An organization that only has a few of these characteristics may not 
be a true front group. For example, the tobacco industry has given 
funding to youth organizations such as the Jaycees and 4-H clubs, 
which serves a public relations goal by helping the industry 
cultivate an image of corporate responsibility. This PR tactic is an 
example of the third party technique, and organizations that trade 
their reputations for corporate funding may be naive, gullible or 
opportunistic, but this in itself would not make them a front group.
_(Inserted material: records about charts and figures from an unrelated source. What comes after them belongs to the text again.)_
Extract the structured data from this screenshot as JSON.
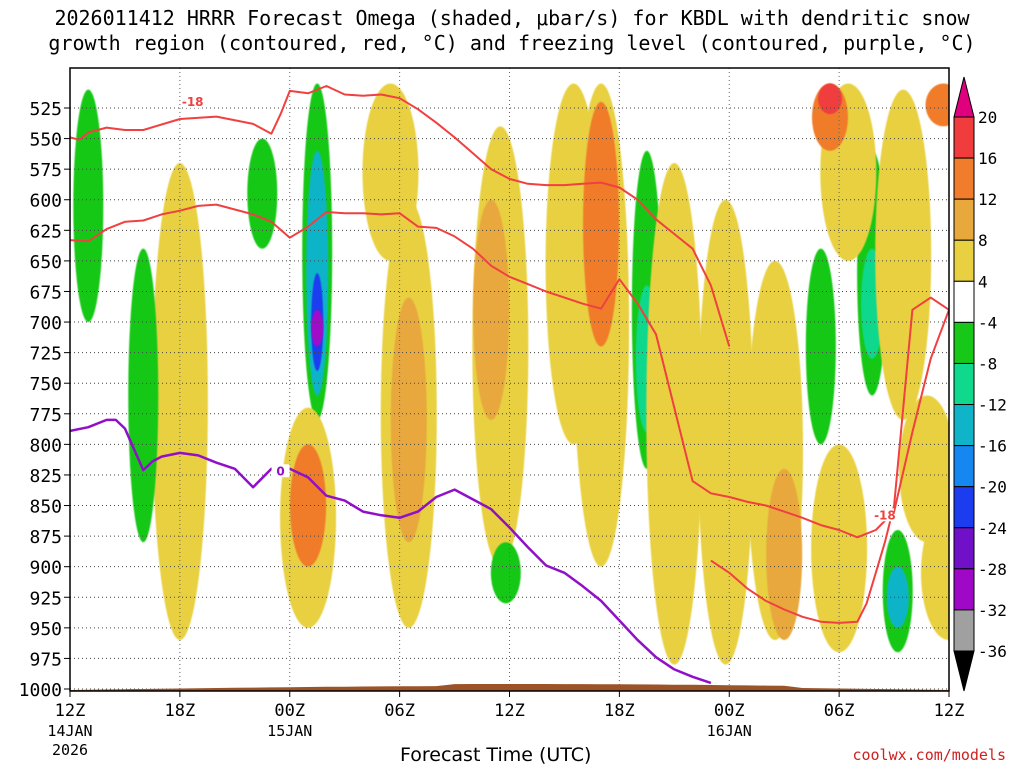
{
  "title": {
    "line1": "2026011412 HRRR Forecast Omega (shaded, μbar/s) for KBDL with dendritic snow",
    "line2": "growth region (contoured, red, °C) and freezing level (contoured, purple, °C)"
  },
  "credit": "coolwx.com/models",
  "chart_data": {
    "type": "heatmap",
    "title": "2026011412 HRRR Forecast Omega (shaded, μbar/s) for KBDL with dendritic snow growth region (contoured, red, °C) and freezing level (contoured, purple, °C)",
    "xlabel": "Forecast Time (UTC)",
    "ylabel": "Pressure (hPa)",
    "x_range_hours": [
      0,
      48
    ],
    "y_range_hpa": [
      505,
      1000
    ],
    "y_ticks": [
      525,
      550,
      575,
      600,
      625,
      650,
      675,
      700,
      725,
      750,
      775,
      800,
      825,
      850,
      875,
      900,
      925,
      950,
      975,
      1000
    ],
    "x_ticks": [
      {
        "hour": 0,
        "label": "12Z",
        "sub1": "14JAN",
        "sub2": "2026"
      },
      {
        "hour": 6,
        "label": "18Z",
        "sub1": "",
        "sub2": ""
      },
      {
        "hour": 12,
        "label": "00Z",
        "sub1": "15JAN",
        "sub2": ""
      },
      {
        "hour": 18,
        "label": "06Z",
        "sub1": "",
        "sub2": ""
      },
      {
        "hour": 24,
        "label": "12Z",
        "sub1": "",
        "sub2": ""
      },
      {
        "hour": 30,
        "label": "18Z",
        "sub1": "",
        "sub2": ""
      },
      {
        "hour": 36,
        "label": "00Z",
        "sub1": "16JAN",
        "sub2": ""
      },
      {
        "hour": 42,
        "label": "06Z",
        "sub1": "",
        "sub2": ""
      },
      {
        "hour": 48,
        "label": "12Z",
        "sub1": "",
        "sub2": ""
      }
    ],
    "colorbar": {
      "levels": [
        -36,
        -32,
        -28,
        -24,
        -20,
        -16,
        -12,
        -8,
        -4,
        4,
        8,
        12,
        16,
        20
      ],
      "labels": [
        "20",
        "16",
        "12",
        "8",
        "4",
        "-4",
        "-8",
        "-12",
        "-16",
        "-20",
        "-24",
        "-28",
        "-32",
        "-36"
      ],
      "colors_top_to_bottom": [
        "#e0007e",
        "#f03c3c",
        "#f07c2c",
        "#e8a83c",
        "#e8d040",
        "#ffffff",
        "#18c818",
        "#10d88c",
        "#10b4c8",
        "#1488f0",
        "#1c3cf0",
        "#7010c8",
        "#a008c8",
        "#a0a0a0",
        "#000000"
      ]
    },
    "omega_cells": [
      {
        "hour": 6,
        "p_top": 690,
        "p_bot": 870,
        "value": 18
      },
      {
        "hour": 6,
        "p_top": 620,
        "p_bot": 900,
        "value": 12
      },
      {
        "hour": 6,
        "p_top": 570,
        "p_bot": 960,
        "value": 6
      },
      {
        "hour": 1,
        "p_top": 510,
        "p_bot": 700,
        "value": -6
      },
      {
        "hour": 4,
        "p_top": 640,
        "p_bot": 880,
        "value": -6
      },
      {
        "hour": 10.5,
        "p_top": 550,
        "p_bot": 640,
        "value": -6
      },
      {
        "hour": 13.5,
        "p_top": 505,
        "p_bot": 780,
        "value": -6
      },
      {
        "hour": 13.5,
        "p_top": 560,
        "p_bot": 760,
        "value": -14
      },
      {
        "hour": 13.5,
        "p_top": 660,
        "p_bot": 740,
        "value": -24
      },
      {
        "hour": 13.5,
        "p_top": 690,
        "p_bot": 720,
        "value": -29
      },
      {
        "hour": 13,
        "p_top": 770,
        "p_bot": 950,
        "value": 6
      },
      {
        "hour": 13,
        "p_top": 800,
        "p_bot": 900,
        "value": 12
      },
      {
        "hour": 18.5,
        "p_top": 600,
        "p_bot": 950,
        "value": 6
      },
      {
        "hour": 18.5,
        "p_top": 680,
        "p_bot": 880,
        "value": 10
      },
      {
        "hour": 17.5,
        "p_top": 505,
        "p_bot": 650,
        "value": 6
      },
      {
        "hour": 23.5,
        "p_top": 540,
        "p_bot": 900,
        "value": 6
      },
      {
        "hour": 23,
        "p_top": 600,
        "p_bot": 780,
        "value": 10
      },
      {
        "hour": 27.5,
        "p_top": 505,
        "p_bot": 800,
        "value": 6
      },
      {
        "hour": 29,
        "p_top": 505,
        "p_bot": 900,
        "value": 6
      },
      {
        "hour": 29,
        "p_top": 520,
        "p_bot": 720,
        "value": 12
      },
      {
        "hour": 23.8,
        "p_top": 880,
        "p_bot": 930,
        "value": -6
      },
      {
        "hour": 31.5,
        "p_top": 560,
        "p_bot": 820,
        "value": -6
      },
      {
        "hour": 31.5,
        "p_top": 670,
        "p_bot": 790,
        "value": -12
      },
      {
        "hour": 33,
        "p_top": 570,
        "p_bot": 980,
        "value": 6
      },
      {
        "hour": 35.2,
        "p_top": 690,
        "p_bot": 930,
        "value": -6
      },
      {
        "hour": 35.8,
        "p_top": 600,
        "p_bot": 980,
        "value": 6
      },
      {
        "hour": 38.5,
        "p_top": 650,
        "p_bot": 960,
        "value": 6
      },
      {
        "hour": 39,
        "p_top": 820,
        "p_bot": 960,
        "value": 10
      },
      {
        "hour": 42,
        "p_top": 800,
        "p_bot": 970,
        "value": 6
      },
      {
        "hour": 41,
        "p_top": 640,
        "p_bot": 800,
        "value": -6
      },
      {
        "hour": 43.8,
        "p_top": 560,
        "p_bot": 760,
        "value": -6
      },
      {
        "hour": 43.8,
        "p_top": 640,
        "p_bot": 730,
        "value": -12
      },
      {
        "hour": 42.5,
        "p_top": 505,
        "p_bot": 650,
        "value": 6
      },
      {
        "hour": 41.5,
        "p_top": 505,
        "p_bot": 560,
        "value": 12
      },
      {
        "hour": 41.5,
        "p_top": 505,
        "p_bot": 530,
        "value": 17
      },
      {
        "hour": 45.5,
        "p_top": 510,
        "p_bot": 780,
        "value": 6
      },
      {
        "hour": 46.8,
        "p_top": 760,
        "p_bot": 880,
        "value": 6
      },
      {
        "hour": 45.2,
        "p_top": 870,
        "p_bot": 970,
        "value": -6
      },
      {
        "hour": 45.2,
        "p_top": 900,
        "p_bot": 950,
        "value": -14
      },
      {
        "hour": 47.7,
        "p_top": 505,
        "p_bot": 540,
        "value": 14
      },
      {
        "hour": 48,
        "p_top": 850,
        "p_bot": 960,
        "value": 6
      }
    ],
    "dgz_upper_contour": {
      "label": "-18",
      "hours": [
        0,
        0.5,
        1,
        2,
        3,
        4,
        6,
        8,
        10,
        11,
        11.5,
        12,
        13,
        14,
        15,
        16,
        17,
        18,
        19,
        20,
        21,
        22,
        23,
        24,
        25,
        26,
        27,
        28,
        29,
        30,
        31,
        32,
        33,
        34,
        35,
        36
      ],
      "pressure": [
        549,
        551,
        545,
        541,
        543,
        543,
        534,
        532,
        538,
        546,
        530,
        511,
        513,
        507,
        514,
        515,
        514,
        517,
        526,
        537,
        549,
        562,
        575,
        583,
        587,
        588,
        588,
        587,
        586,
        590,
        600,
        616,
        628,
        640,
        670,
        720
      ]
    },
    "dgz_lower_contour": {
      "label": "-18",
      "hours": [
        0,
        1,
        2,
        3,
        4,
        5,
        6,
        7,
        8,
        9,
        10,
        11,
        12,
        13,
        14,
        15,
        16,
        17,
        18,
        19,
        20,
        21,
        22,
        23,
        24,
        25,
        26,
        27,
        28,
        29,
        30,
        31,
        32,
        33,
        34,
        35,
        36,
        37,
        38,
        39,
        40,
        41,
        42,
        43,
        44,
        45,
        46,
        47,
        48
      ],
      "pressure": [
        633,
        634,
        624,
        618,
        617,
        612,
        609,
        605,
        604,
        608,
        612,
        618,
        631,
        622,
        610,
        611,
        611,
        612,
        611,
        622,
        623,
        630,
        640,
        654,
        663,
        669,
        675,
        680,
        685,
        689,
        665,
        685,
        710,
        770,
        830,
        840,
        843,
        847,
        850,
        855,
        860,
        866,
        870,
        876,
        870,
        855,
        790,
        730,
        690
      ]
    },
    "dgz_right_contour": {
      "hours": [
        35,
        36,
        37,
        38,
        39,
        40,
        41,
        42,
        43,
        43.5,
        44,
        44.5,
        45,
        46,
        47,
        48
      ],
      "pressure": [
        895,
        905,
        918,
        928,
        935,
        941,
        945,
        946,
        945,
        930,
        905,
        880,
        850,
        690,
        680,
        690
      ]
    },
    "freezing_level_contour": {
      "label": "0",
      "hours": [
        0,
        1,
        2,
        2.5,
        3,
        4,
        4.5,
        5,
        6,
        7,
        8,
        9,
        10,
        11,
        12,
        13,
        14,
        15,
        16,
        17,
        18,
        19,
        20,
        21,
        22,
        23,
        24,
        25,
        26,
        27,
        28,
        29,
        30,
        31,
        32,
        33,
        34,
        35
      ],
      "pressure": [
        789,
        786,
        780,
        780,
        787,
        821,
        814,
        810,
        807,
        809,
        815,
        820,
        835,
        820,
        820,
        827,
        842,
        846,
        855,
        858,
        860,
        855,
        843,
        837,
        845,
        853,
        868,
        884,
        899,
        905,
        916,
        928,
        944,
        960,
        974,
        984,
        990,
        995
      ]
    },
    "terrain_surface_hpa": 1000
  }
}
Rolling back the astroturf

Looking beyond a feel-good name, like 
Americans-for-Something-Sane-and-Sensible, and examine what a group 
really seeks to do is just the first step in countering the 
proliferation of astroturf groups.

More importantly, you -- along with other curious citizens -- can 
help document in our collaborative SourceWatch wiki site groups that 
you consider could be front groups. Many of the profiles on front 
groups in SourceWatch started out as a simple one or two sentence 
article created by citizens who were unsure whether a group was 
legitimate or not. As profiles expand, it becomes easier to make an 
informed judgement on the origins and agenda of a group. Perhaps just 
as importantly, a profile created in SourceWatch on a newly founded 
front group is likely to quickly be in the top results of as web 
search, enabling web-connected citizens and journalists to access 
referenced material on what is known about a group.

If you have never added material to SourceWatch before, don't worry! 
Our regular editors are at hand to help get you started. If you have 
never edited a SourceWatch article, you can register here, and learn 
more about adding information to the site here, here and here.

As people get more savvy about recognizing corporate front group 
activity, PR and lobbying firms can respond in one of two ways. They 
could opt to go to even greater lengths to obscure the origins and 
funding of groups they form. Or, they could abandon the practice of 
creating astroturf groups because increased citizen journalism meant 
that groups were being exposed so soon after they were created that 
clients decided to save their dollars and spare themselves the 
embarrassment.

Documenting the activities of front groups is perhaps the single most 
important step in helping roll back the rise of astroturf groups.